Кирька невольно еще раз взглянул в спину удалявшейся Зинке.
Они долго пили, кричали, целовались. Зинка чаще появлялась у стола. Она надела новое платье, от этого ее движения стали более плавными, в глазах загорелся блеск. Раз, подавая отцу тарелку с завитушками, она будто нечаянно прислонилась к плечу Кирьки. Задержалась. Кирька чуточку качнулся к ней, ласковей глянул в ее серые глаза.
Илья Максимович все примечал и напоследок под тем или иным предлогом все время держал Зинку около стола.
«Это хорошо бы… это бы хорошо», – думал он.
В это время в избу вошел Егор Степанович, осторожно заглянул в переднюю комнату, где сидели гуляки, поманил Илью Максимовича.
– Дела такие, – начал он, – знаешь-ка… у меня с
– Ты это к чему?
– Насчет нашего уговору, – зашептал Егор Степанович. – Бумажку архаровцы написали… на суд потянут. А это и тебя касается.
– Ты, Кирька, на девку не гляди! А вот!.. На! Держи девку, – Никита сграбастал Зинку и бросил на колени Кириллу.
– Ой! – взвизгнула Зинка.
Егор Степанович только мельком через щелку двери увидел, как Зинка забарахталась в руках у Кирилла.
– И тебя это коснется, – продолжал он, уже чувствуя нелепость своих слов, – срамом могут нажать… К Огневу доведется…
– Кирька, – орал в передней комнате Никита. – Хошь, женим? За милу душу женим. Хошь? Говори – барана режу. Илья Максимович, – он высунулся в дверь, ероша волосы, – отдай девку! А? Отдай! Кирька, – он повернулся к Кириллу, – женим тебя, шут те дери… пра, женим.

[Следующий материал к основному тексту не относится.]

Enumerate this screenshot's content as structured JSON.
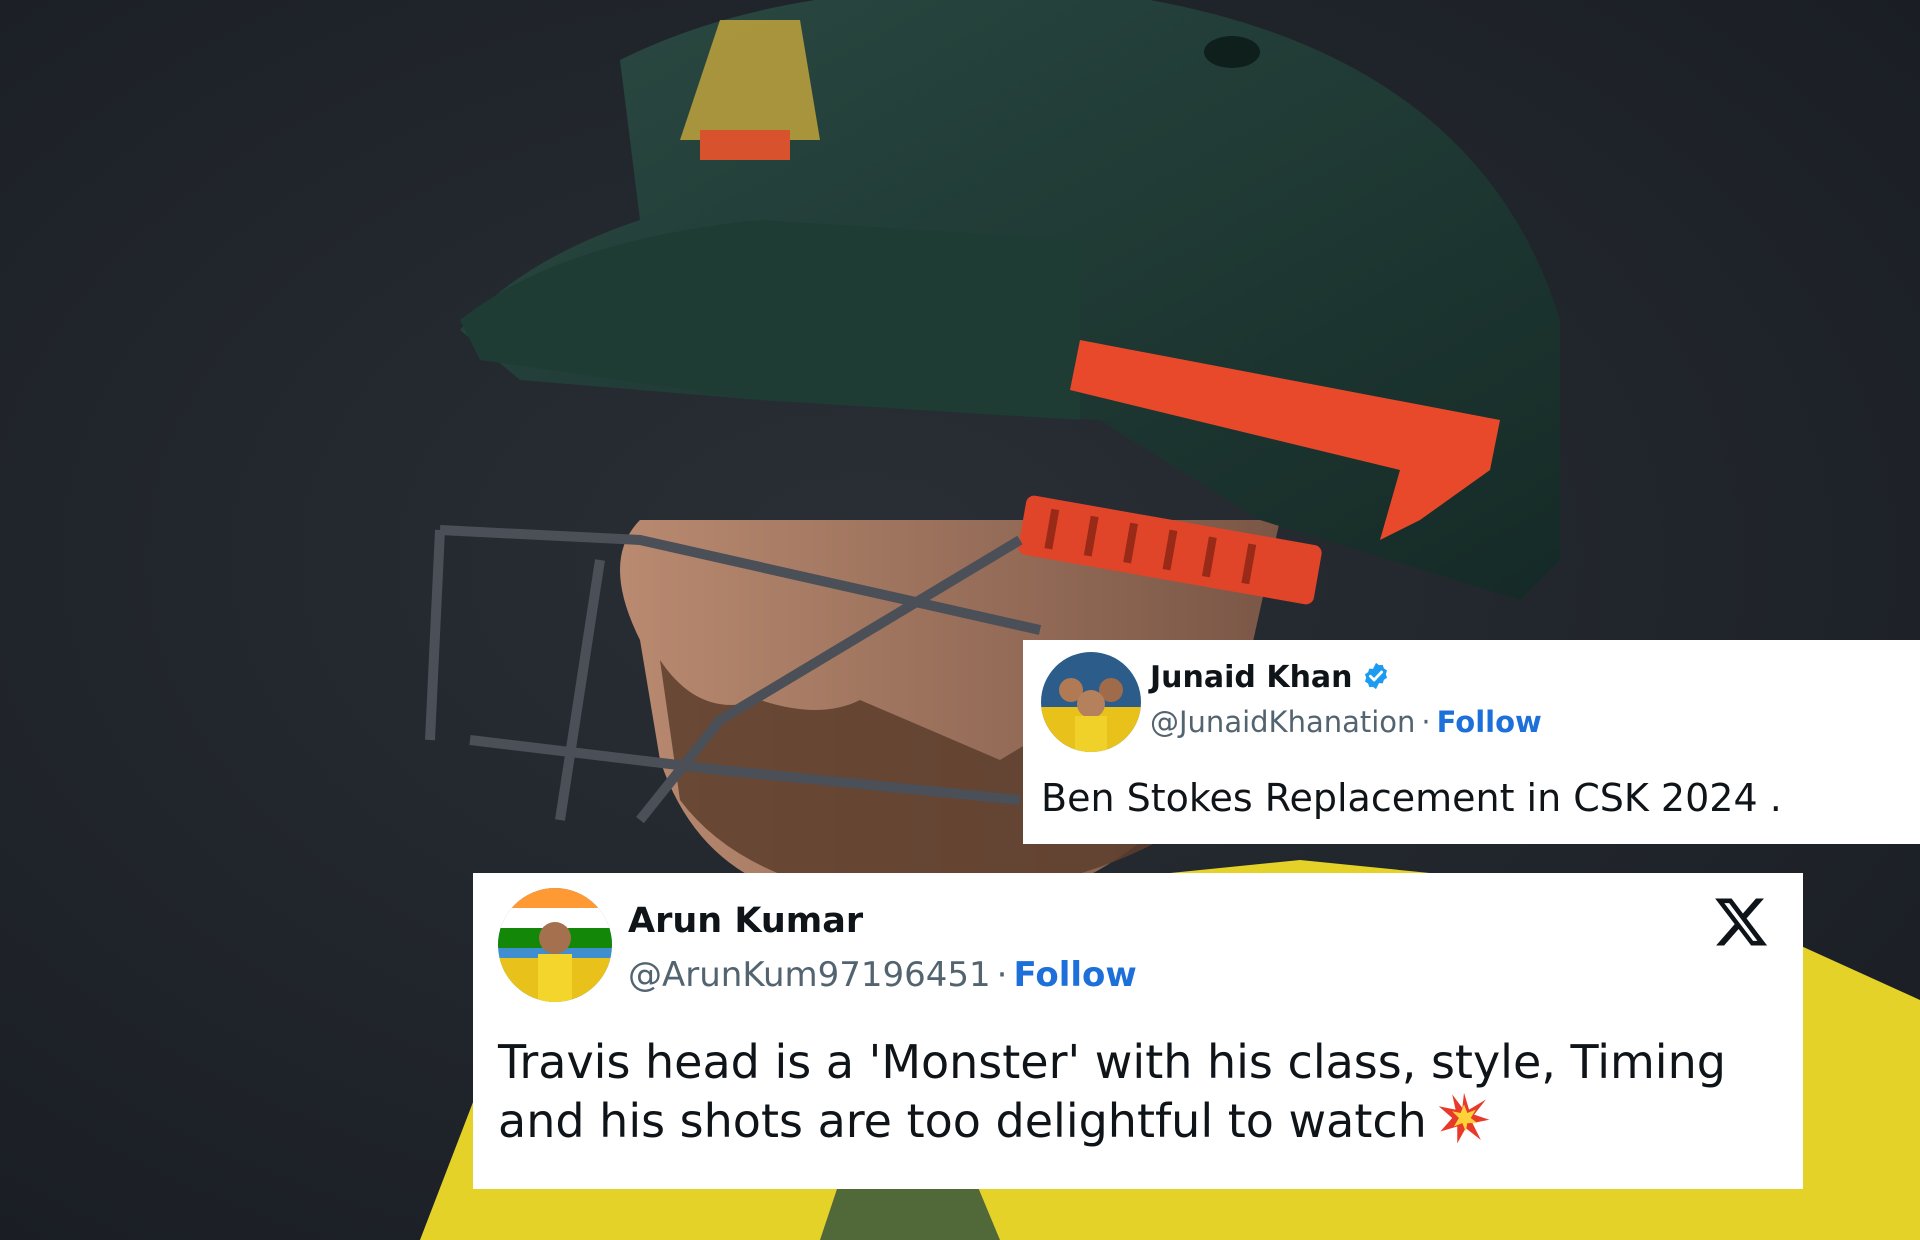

– Женись, браток! Женись! – посоветовал Чижик.
У Ильи Максимовича в голове ералаш. У Ильи Максимовича голова заработала быстрее ветряной мельницы.
– Ну, ты постой там, не балагурь! – цыкнул он на Никиту. – Они сами знают, что им надо… воля их. Ступай, ступай, – толкнул Никиту, плотно притворил дверь и заговорил, будто стоя перед омутом: – Т-а-а-ак, это твое дело, Егор Степанович, плохое. Лыки-то, мне известно, не от старого режиму. Разве с тех пор уберегутся лыки? За это месяца на два запятят… А с председателем теперь ничего не поделаешь. Главное, и твой Яков знает. Что председатель? Прикроет? Ячейщики докажут – ему крышка…
– Илья Максимович, брось там! Егор Степанович, айда сюда. Свадьбу – впору… племяша женим, елки-палки! – звал Никита.
Егор Степанович позеленел, головой мотнул:
– Дело, говоришь, пропащее… А?
– Я так думаю… Тут по-другому надо… может, лучше и согласиться на требования Якова.
– Та-а-а-ак! – Егор Степанович глотнул, осознав все, что случилось, и быстро выскочил из избы.
На улице он несколько раз отплюнулся и, обозленный, засеменил к своему двору.
«Свинью… Вот это свинью… чухчу подложил! Ну… ну! Гляди теперь!» – и, влетев в избу, крикнул:
– Яшка! Что те десять раз говорить? Поди зови сватов, да и Огнева надо предупредить. Сватай!
Он тут же спохватился, но слова были уже сказаны.
4
Свадебный сезон в Широком Буераке первый открыл Васька Синец. Усадив рядом с собой сияющую Настю – дочь Никиты Гурьянова, он на тройке лошадей с бубенцами дал несколько концов по Кривой улице. Скакал он, будто прощаясь с молодостью, ровно угорелый. Пристяжка – сивенькая лошаденка – в беге болталась, крутила хвостом так, словно отгоняла наседающих на зад слепней, а когда Васька подкатил к церквешке, – тяжело дыша, опустила голову и казалась замученным мышонком. Да это ничего – зато у Насти глаза сияют, дрожат молодые рученьки.